Prior to RBS's announcement, the biggest annual loss of any UK corporation was the 14.9bn loss reported by Vodafone in 2006.

Pension controversy

RBS is under heavy criticism after the BBC learnt that Sir Fred Goodwin, the bank's former chief executive, is already drawing a pension of 650,000 a year, despite only being 50.

Stephen Hester, RBS's new chief executive, said that the pension arrangements for his predecessor came under a legal agreement that the government was part of.

"I understand this is legally binding on all parties," he said.

WHAT IS A WRITE-DOWN?
Reducing the value of an asset on a company's accounts to reflect a fall in its market value

However, Chancellor Alistair Darling said that government lawyers were looking to see what could be done to claw back some or all of the pension and called on Sir Fred to forgo his pension.

"You cannot justify these excesses when you have a failure of this magnitude," he said.

"On a voluntary basis Sir Fred could resolve this," he added.

Shadow chancellor George Osborne called for the government to reveal how much it knew about Sir Fred's pension deal.

"Whichever way one looks at it, this obscene pension is unacceptable and the government is on the hook," Mr Osborne said.

"Either they did know and failed to act, or didn't know and failed to ask the right questions."

'Cleaning up'

RBS, which runs NatWest, said it would pay 6.5bn to the Treasury to take part in the Asset Protection Scheme.

The scheme, backed by taxpayers, aims to strengthen bank balance sheets and encourage banks to lend more to firms and individuals.

Prime Minister Gordon Brown said the scheme would help clean up bank balance sheets.

"We need to clean up to ensure banks lend to ordinary citizens," he said.

RBS said it would be liable for the first 19.5bn in losses on the assets insured as part of the scheme, with the government shouldering the remainder.

Graph

In exchange for the government guarantee, RBS has committed to lending 25bn in 2009 - 9bn of mortgage lending and 16bn of business lending.

Lloyds Banking Group is also expected to take part in the scheme, which could see taxpayers guaranteeing up to 600bn worth of toxic debt.

RBS said the Treasury was also injecting a further 13bn into RBS, in exchange for shares, to further support lending. It said that another 6bn would be available should RBS need it.

BBC business editor Robert Peston says that RBS is being shored up in what some will see as Britain's biggest ever bailout.

He adds that the losses borne by taxpayers as a result of the new scheme could be substantial in a prolonged, severe recession.

However, investors welcomed news of the scheme, saying its terms were more favourable than initially thought.

RBS shares were up 17% at 27.1 pence, while Lloyds climbed 24% to 71p.

Shake-up

BIGGEST UK CORPORATE LOSSES
24.1bn RBS 2009
14.9bn Vodafone Group 2006
13.5bn Vodafone Group 2002
10.8bn Lloyds (HBOS) 2009
6.4bn Cable & Wireless 2003
Mr Hester also announced a "sweeping" shake-up of the group's business as it aims to cut costs by 2.5bn a year.

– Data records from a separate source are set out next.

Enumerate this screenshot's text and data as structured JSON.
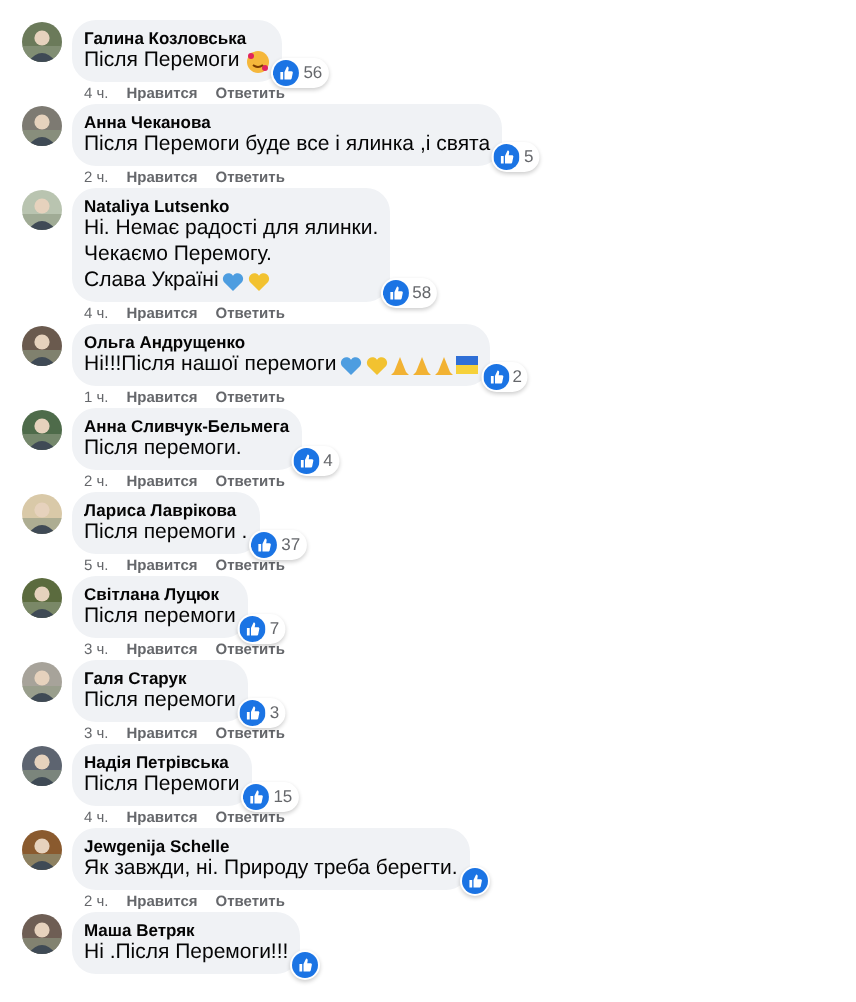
{
  "comments": [
    {
      "author": "Галина Козловська",
      "lines": [
        "Після Перемоги"
      ],
      "emojis": [
        {
          "kind": "smiling-hearts"
        }
      ],
      "likes": "56",
      "time": "4 ч.",
      "like": "Нравится",
      "reply": "Ответить"
    },
    {
      "author": "Анна Чеканова",
      "lines": [
        "Після Перемоги буде все і ялинка ,і свята"
      ],
      "likes": "5",
      "time": "2 ч.",
      "like": "Нравится",
      "reply": "Ответить"
    },
    {
      "author": "Nataliya Lutsenko",
      "lines": [
        "Ні. Немає радості для ялинки.",
        "Чекаємо Перемогу.",
        "Слава Україні"
      ],
      "emojis": [
        {
          "kind": "heart",
          "color": "#4d9de0"
        },
        {
          "kind": "heart",
          "color": "#f2c230"
        }
      ],
      "likes": "58",
      "time": "4 ч.",
      "like": "Нравится",
      "reply": "Ответить"
    },
    {
      "author": "Ольга Андрущенко",
      "lines": [
        "Ні!!!Після нашої перемоги"
      ],
      "emojis": [
        {
          "kind": "heart",
          "color": "#4d9de0"
        },
        {
          "kind": "heart",
          "color": "#f2c230"
        },
        {
          "kind": "pray"
        },
        {
          "kind": "pray"
        },
        {
          "kind": "pray"
        },
        {
          "kind": "flag"
        }
      ],
      "likes": "2",
      "time": "1 ч.",
      "like": "Нравится",
      "reply": "Ответить"
    },
    {
      "author": "Анна Сливчук-Бельмега",
      "lines": [
        "Після перемоги."
      ],
      "likes": "4",
      "time": "2 ч.",
      "like": "Нравится",
      "reply": "Ответить"
    },
    {
      "author": "Лариса Лаврікова",
      "lines": [
        "Після перемоги ."
      ],
      "likes": "37",
      "time": "5 ч.",
      "like": "Нравится",
      "reply": "Ответить"
    },
    {
      "author": "Світлана Луцюк",
      "lines": [
        "Після перемоги"
      ],
      "likes": "7",
      "time": "3 ч.",
      "like": "Нравится",
      "reply": "Ответить"
    },
    {
      "author": "Галя Старук",
      "lines": [
        "Після перемоги"
      ],
      "likes": "3",
      "time": "3 ч.",
      "like": "Нравится",
      "reply": "Ответить"
    },
    {
      "author": "Надія Петрівська",
      "lines": [
        "Після Перемоги"
      ],
      "likes": "15",
      "time": "4 ч.",
      "like": "Нравится",
      "reply": "Ответить"
    },
    {
      "author": "Jewgenija Schelle",
      "lines": [
        "Як завжди, ні. Природу треба берегти."
      ],
      "time": "2 ч.",
      "like": "Нравится",
      "reply": "Ответить"
    },
    {
      "author": "Маша Ветряк",
      "lines": [
        "Ні .Після Перемоги!!!"
      ]
    }
  ]
}
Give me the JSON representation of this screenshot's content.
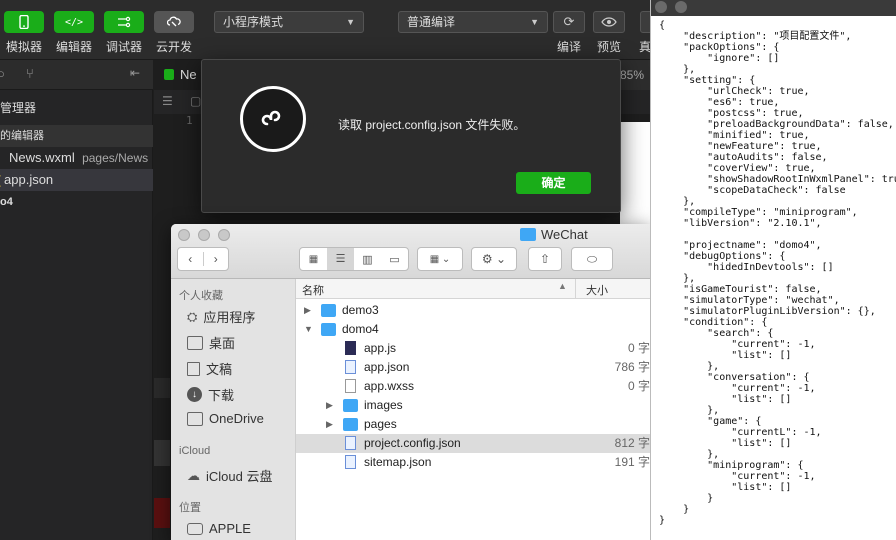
{
  "toolbar": {
    "buttons": [
      {
        "label": "模拟器",
        "icon": "phone-icon"
      },
      {
        "label": "编辑器",
        "icon": "code-icon"
      },
      {
        "label": "调试器",
        "icon": "debug-icon"
      },
      {
        "label": "云开发",
        "icon": "cloud-icon"
      }
    ],
    "mode_select": "小程序模式",
    "compile_select": "普通编译",
    "right_labels": [
      "编译",
      "预览",
      "真"
    ]
  },
  "sidebar": {
    "section_title": "管理器",
    "open_editors": "的编辑器",
    "open_files": [
      {
        "name": "News.wxml",
        "path": "pages/News"
      },
      {
        "name": "app.json",
        "path": ""
      }
    ],
    "project": "o4"
  },
  "editor": {
    "tab_label": "Ne",
    "zoom": "85%",
    "line_number": "1"
  },
  "dialog": {
    "message": "读取 project.config.json 文件失败。",
    "ok_label": "确定"
  },
  "finder": {
    "title": "WeChat",
    "sidebar": {
      "favorites_header": "个人收藏",
      "favorites": [
        "应用程序",
        "桌面",
        "文稿",
        "下载",
        "OneDrive"
      ],
      "icloud_header": "iCloud",
      "icloud": [
        "iCloud 云盘"
      ],
      "locations_header": "位置",
      "locations": [
        "APPLE"
      ]
    },
    "columns": {
      "name": "名称",
      "size": "大小"
    },
    "rows": [
      {
        "name": "demo3",
        "size": "",
        "type": "folder",
        "level": 0,
        "expanded": false
      },
      {
        "name": "domo4",
        "size": "",
        "type": "folder",
        "level": 0,
        "expanded": true
      },
      {
        "name": "app.js",
        "size": "0 字",
        "type": "js",
        "level": 1
      },
      {
        "name": "app.json",
        "size": "786 字",
        "type": "json",
        "level": 1
      },
      {
        "name": "app.wxss",
        "size": "0 字",
        "type": "file",
        "level": 1
      },
      {
        "name": "images",
        "size": "",
        "type": "folder",
        "level": 1,
        "expanded": false
      },
      {
        "name": "pages",
        "size": "",
        "type": "folder",
        "level": 1,
        "expanded": false
      },
      {
        "name": "project.config.json",
        "size": "812 字",
        "type": "json",
        "level": 1,
        "selected": true
      },
      {
        "name": "sitemap.json",
        "size": "191 字",
        "type": "json",
        "level": 1
      }
    ]
  },
  "json_view": {
    "text": "{\n    \"description\": \"项目配置文件\",\n    \"packOptions\": {\n        \"ignore\": []\n    },\n    \"setting\": {\n        \"urlCheck\": true,\n        \"es6\": true,\n        \"postcss\": true,\n        \"preloadBackgroundData\": false,\n        \"minified\": true,\n        \"newFeature\": true,\n        \"autoAudits\": false,\n        \"coverView\": true,\n        \"showShadowRootInWxmlPanel\": true,\n        \"scopeDataCheck\": false\n    },\n    \"compileType\": \"miniprogram\",\n    \"libVersion\": \"2.10.1\",\n\n    \"projectname\": \"domo4\",\n    \"debugOptions\": {\n        \"hidedInDevtools\": []\n    },\n    \"isGameTourist\": false,\n    \"simulatorType\": \"wechat\",\n    \"simulatorPluginLibVersion\": {},\n    \"condition\": {\n        \"search\": {\n            \"current\": -1,\n            \"list\": []\n        },\n        \"conversation\": {\n            \"current\": -1,\n            \"list\": []\n        },\n        \"game\": {\n            \"currentL\": -1,\n            \"list\": []\n        },\n        \"miniprogram\": {\n            \"current\": -1,\n            \"list\": []\n        }\n    }\n}"
  }
}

He said that the bank would be separated into two arms, with the bank's riskier assets and operations grouped together.

The bank's overseas business would be cut back, with its operations to be reduced or sold in 36 of the 54 countries it works in.

He said that job cuts would be substantial but gave few details, angering union representatives.

Reports had suggested job losses could total 20,000.

"We are extremely frustrated by the lack of clarity over the company's restructuring proposals with no firm detail on jobs," said Unite's joint general secretary, Derek Simpson.

"The uncertainty hanging over the heads of these workers is unacceptable."